Under the GDPR, you have the following rights:

  • Right of access
  • Right to rectification
  • Right to erasure (“right to be forgotten”)
  • Right to restriction of processing
  • Right to data portability
  • Right to object to processing (particularly where based on legitimate interests)
  • Right to withdraw consent
  • Right to lodge a complaint with a supervisory authority

In Austria, the competent authority is the Austrian Data Protection Authority, Barichgasse 40–42, 1030 Vienna.

Data Transfers to Third Countries

Personal data is transferred to countries outside the EU/EEA only if:

  • an adequacy decision exists (e.g., EU–US Data Privacy Framework)
  • Standard Contractual Clauses (SCCs) are used
  • you have expressly consented

We ensure that we only use service providers offering an adequate level of data protection.

Communication

When you contact us, we process the data you provide solely for handling your inquiry. Processed data may include:

  • Name
  • E-mail address
  • Telephone number
  • Content of your message

Legal bases: Art. 6(1)(a), (b), (f) GDPR. Data is deleted once the inquiry is completed and no statutory retention obligations exist.

Data Processing by Processors

We work with service providers who process personal data on our behalf (e.g., hosting providers, security services, analytics tools). These processors are contractually obliged to:

  • process data solely according to our instructions
  • implement appropriate security measures
  • use subprocessors only with our approval

Cookies & Consent Management

Our website uses cookies:

  • technically necessary cookies (for functionality, security, essential operations)
  • optional cookies (e.g., analytics), which are only placed with your consent

You may change or withdraw your cookie preferences at any time via the consent banner.

Legal bases:

  • Art. 6(1)(f) GDPR (necessary cookies)
  • Art. 6(1)(a) GDPR (optional cookies)

Web Hosting

Our website is hosted by World4You Internet Services GmbH. During use, server log files are automatically generated, including:

  • IP address
  • Date and time of access
  • Pages accessed
  • Browser type and operating system
  • Referrer URL
  • Technical protocol information

Log files are typically stored for 14 days for system security. Legal basis: Art. 6(1)(f) GDPR.

CMS & Page Builder (WordPress & Elementor)

Our website is built using WordPress and the Elementor page builder. Technical data such as browser information, device information, language settings, and user interactions may be processed to ensure proper website display. Legal basis: Art. 6(1)(f) GDPR.

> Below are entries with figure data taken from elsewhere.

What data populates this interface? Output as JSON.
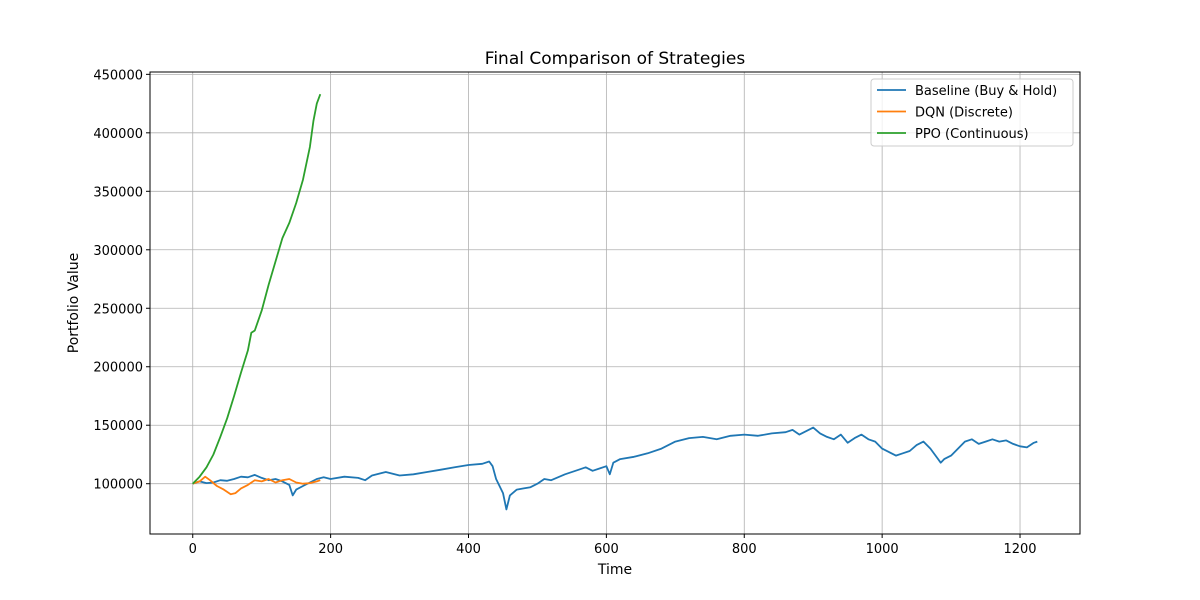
{
  "chart_data": {
    "type": "line",
    "title": "Final Comparison of Strategies",
    "xlabel": "Time",
    "ylabel": "Portfolio Value",
    "xlim": [
      -62,
      1287
    ],
    "ylim": [
      57000,
      452000
    ],
    "xticks": [
      0,
      200,
      400,
      600,
      800,
      1000,
      1200
    ],
    "yticks": [
      100000,
      150000,
      200000,
      250000,
      300000,
      350000,
      400000,
      450000
    ],
    "xtick_labels": [
      "0",
      "200",
      "400",
      "600",
      "800",
      "1000",
      "1200"
    ],
    "ytick_labels": [
      "100000",
      "150000",
      "200000",
      "250000",
      "300000",
      "350000",
      "400000",
      "450000"
    ],
    "grid": true,
    "legend_position": "top-right",
    "series": [
      {
        "name": "Baseline (Buy & Hold)",
        "color": "#1f77b4",
        "points": [
          [
            0,
            100000
          ],
          [
            10,
            102000
          ],
          [
            20,
            100500
          ],
          [
            30,
            101000
          ],
          [
            40,
            103000
          ],
          [
            50,
            102500
          ],
          [
            60,
            104000
          ],
          [
            70,
            106000
          ],
          [
            80,
            105500
          ],
          [
            90,
            107500
          ],
          [
            100,
            105000
          ],
          [
            110,
            103000
          ],
          [
            120,
            104000
          ],
          [
            130,
            102000
          ],
          [
            140,
            99000
          ],
          [
            145,
            90000
          ],
          [
            150,
            95000
          ],
          [
            160,
            98000
          ],
          [
            170,
            101000
          ],
          [
            180,
            104000
          ],
          [
            190,
            105500
          ],
          [
            200,
            104000
          ],
          [
            220,
            106000
          ],
          [
            240,
            105000
          ],
          [
            250,
            103000
          ],
          [
            260,
            107000
          ],
          [
            280,
            110000
          ],
          [
            300,
            107000
          ],
          [
            320,
            108000
          ],
          [
            340,
            110000
          ],
          [
            360,
            112000
          ],
          [
            380,
            114000
          ],
          [
            400,
            116000
          ],
          [
            420,
            117000
          ],
          [
            430,
            119000
          ],
          [
            435,
            115000
          ],
          [
            440,
            104000
          ],
          [
            450,
            92000
          ],
          [
            455,
            78000
          ],
          [
            460,
            90000
          ],
          [
            470,
            95000
          ],
          [
            480,
            96000
          ],
          [
            490,
            97000
          ],
          [
            500,
            100000
          ],
          [
            510,
            104000
          ],
          [
            520,
            103000
          ],
          [
            540,
            108000
          ],
          [
            560,
            112000
          ],
          [
            570,
            114000
          ],
          [
            580,
            111000
          ],
          [
            590,
            113000
          ],
          [
            600,
            115000
          ],
          [
            605,
            108000
          ],
          [
            610,
            118000
          ],
          [
            620,
            121000
          ],
          [
            640,
            123000
          ],
          [
            660,
            126000
          ],
          [
            680,
            130000
          ],
          [
            700,
            136000
          ],
          [
            720,
            139000
          ],
          [
            740,
            140000
          ],
          [
            760,
            138000
          ],
          [
            780,
            141000
          ],
          [
            800,
            142000
          ],
          [
            820,
            141000
          ],
          [
            840,
            143000
          ],
          [
            860,
            144000
          ],
          [
            870,
            146000
          ],
          [
            880,
            142000
          ],
          [
            890,
            145000
          ],
          [
            900,
            148000
          ],
          [
            910,
            143000
          ],
          [
            920,
            140000
          ],
          [
            930,
            138000
          ],
          [
            940,
            142000
          ],
          [
            950,
            135000
          ],
          [
            960,
            139000
          ],
          [
            970,
            142000
          ],
          [
            980,
            138000
          ],
          [
            990,
            136000
          ],
          [
            1000,
            130000
          ],
          [
            1010,
            127000
          ],
          [
            1020,
            124000
          ],
          [
            1030,
            126000
          ],
          [
            1040,
            128000
          ],
          [
            1050,
            133000
          ],
          [
            1060,
            136000
          ],
          [
            1070,
            130000
          ],
          [
            1080,
            122000
          ],
          [
            1085,
            118000
          ],
          [
            1090,
            121000
          ],
          [
            1100,
            124000
          ],
          [
            1110,
            130000
          ],
          [
            1120,
            136000
          ],
          [
            1130,
            138000
          ],
          [
            1140,
            134000
          ],
          [
            1150,
            136000
          ],
          [
            1160,
            138000
          ],
          [
            1170,
            136000
          ],
          [
            1180,
            137000
          ],
          [
            1190,
            134000
          ],
          [
            1200,
            132000
          ],
          [
            1210,
            131000
          ],
          [
            1220,
            135000
          ],
          [
            1225,
            136000
          ]
        ]
      },
      {
        "name": "DQN (Discrete)",
        "color": "#ff7f0e",
        "points": [
          [
            0,
            100000
          ],
          [
            10,
            102000
          ],
          [
            18,
            106000
          ],
          [
            25,
            103000
          ],
          [
            35,
            98000
          ],
          [
            45,
            95000
          ],
          [
            55,
            91000
          ],
          [
            62,
            92000
          ],
          [
            70,
            96000
          ],
          [
            80,
            99000
          ],
          [
            90,
            103000
          ],
          [
            100,
            102000
          ],
          [
            110,
            104000
          ],
          [
            120,
            101000
          ],
          [
            130,
            103000
          ],
          [
            140,
            104000
          ],
          [
            150,
            101000
          ],
          [
            160,
            100000
          ],
          [
            170,
            100500
          ],
          [
            180,
            102000
          ],
          [
            185,
            103000
          ]
        ]
      },
      {
        "name": "PPO (Continuous)",
        "color": "#2ca02c",
        "points": [
          [
            0,
            100000
          ],
          [
            10,
            106000
          ],
          [
            20,
            114000
          ],
          [
            30,
            125000
          ],
          [
            40,
            140000
          ],
          [
            50,
            156000
          ],
          [
            60,
            175000
          ],
          [
            70,
            195000
          ],
          [
            80,
            214000
          ],
          [
            85,
            229000
          ],
          [
            90,
            231000
          ],
          [
            100,
            248000
          ],
          [
            110,
            270000
          ],
          [
            120,
            290000
          ],
          [
            130,
            310000
          ],
          [
            140,
            323000
          ],
          [
            150,
            340000
          ],
          [
            160,
            360000
          ],
          [
            170,
            388000
          ],
          [
            175,
            410000
          ],
          [
            180,
            425000
          ],
          [
            185,
            433000
          ]
        ]
      }
    ]
  }
}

Security & Anti-Spam (Cloudflare Turnstile)

We use Cloudflare Turnstile to protect our forms and website from bots and automated attacks. Turnstile evaluates technical parameters (e.g., browser, IP address, device information) without using trackers or interactive CAPTCHAs. Purpose: security and proper functioning of forms Legal basis: Art. 6(1)(f) GDPR

Web Analytics (Google Analytics, if enabled)

With your consent, we use Google Analytics 4 to analyze user behavior on our website. Processed data may include:

  • Page views
  • Click behavior
  • Scroll behavior
  • Device information
  • Pseudonymized IDs
  • Approximate location (IP anonymized)

IP addresses are anonymized according to Google standards. Retention period: 2–14 months, depending on configuration Legal basis: Art. 6(1)(a) GDPR. You may withdraw your consent at any time.

Social Media (including LinkedIn)

Our website contains links to our social media profiles, particularly LinkedIn.

Important:

  • No data is transmitted to LinkedIn when you merely visit our website.
  • Data is only processed once you actively click an external social media link.

The privacy policies of the respective platform apply after clicking.

Content Delivery & Performance (Cloudflare CDN, if active)

If Cloudflare is used as a Content Delivery Network (CDN), technical data such as IP addresses, data packets, and website performance data may be routed through Cloudflare servers to ensure fast and secure delivery of our website. Legal basis: Art. 6(1)(f) GDPR

Definitions

Terms such as “personal data,” “processing,” “consent,” “controller,” and “processor” follow the definitions set out in Article 4 GDPR.

Final Provisions

We update this Privacy Policy whenever technical developments or legal requirements make this necessary.